Cyberpunk 2077, le nouveau visage du genre cyberpunk, commence par vous regarder dans un miroir, le vernis cybernétique implante des lignes argentées scintillantes sous les contours de votre visage.

Depuis les bureaux luxueux du gratte-ciel dans lequel vous vous trouvez, vous pourriez apercevoir un affichage holographique d’un énorme koi, nageant tranquillement dans les airs – un raccourci pratique vers l’esthétique distinctement japonaise de la ville. Levez les yeux des rues de cette métropole au néon et vous verrez une abondance de lanternes de gaze rouge au milieu de flottes de voitures volantes. Le tout à égalité pour un conte cyberpunk oriental, filtré à travers l’objectif occidental.

Ces scènes ont leurs racines dans les œuvres pionnières de l’un des auteurs les plus connus du cyberpunk, William Gibson. Il a reconnu que dans les années 80 le Japon était déjà la patrie spirituelle du genre: «Je me souviens de mon premier goût de Shibuya, quand l’un des jeunes journalistes de Tokyo qui m’y a amené, le visage trempé dans la lumière de mille soleils médiatiques […], il a dit: ‘Vous voyez? Tu vois? EST Blade Runner petite ville.'”

“Tu à voir? tu à voir? EST Blade Runner petite ville.”

Le célèbre roman de Gibson en 1984 Neuromancien il avait ouvert la voie à la fascination inébranlable du cyberpunk pour l’Asie de l’Est: des caractères chinois et la ressemblance de geishas gloussantes, somptueusement éparpillés sur les surfaces scintillantes des bâtiments et des panneaux d’affichage. Les villes cyberpunk imitent également l’étalement urbain éblouissant des grandes villes asiatiques telles que Tokyo et Kowloon, Hong Kong.

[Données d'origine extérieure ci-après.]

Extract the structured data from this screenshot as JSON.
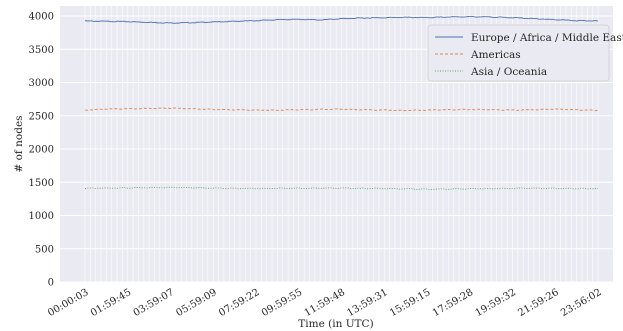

L’hyper-densité oppressante de la ville fortifiée de Kowloon, amplifiée par ses imposantes structures en béton, a formé la base de nombreux paysages cyberpunk tels que Cyberpunk 2077: Le ventre sordide de l’élégante et brillante Night City du jeu.

Mais l’utilisation généralisée de cette iconographie asiatique, qui impliquait des craintes xénophobes de la domination japonaise dans les premiers jours du genre, n’a jamais diminué dans le cyberpunk moderne. Les insignes décorés de lettres asiatiques ou la prédominance des artefacts japonais, tels que le katana, l’armure de samouraï et le casque Kabuto, sont encore abondants et sont un raccourci vers l’exotisme. La plupart des publics occidentaux peuvent reconnaître instinctivement cette image comme un autre monde et intrigante, mais comme une intrusion indésirable d’une influence asiatique naissante. Même dans un monde plein d’accessoires de la culture asiatique, ces villes n’ont pas sa propre provenance: les Asiatiques comme moi. Mis à part les titres cyberpunk créés par les créateurs japonais, je ne me vois presque jamais représenté dans la plupart des histoires cyberpunk.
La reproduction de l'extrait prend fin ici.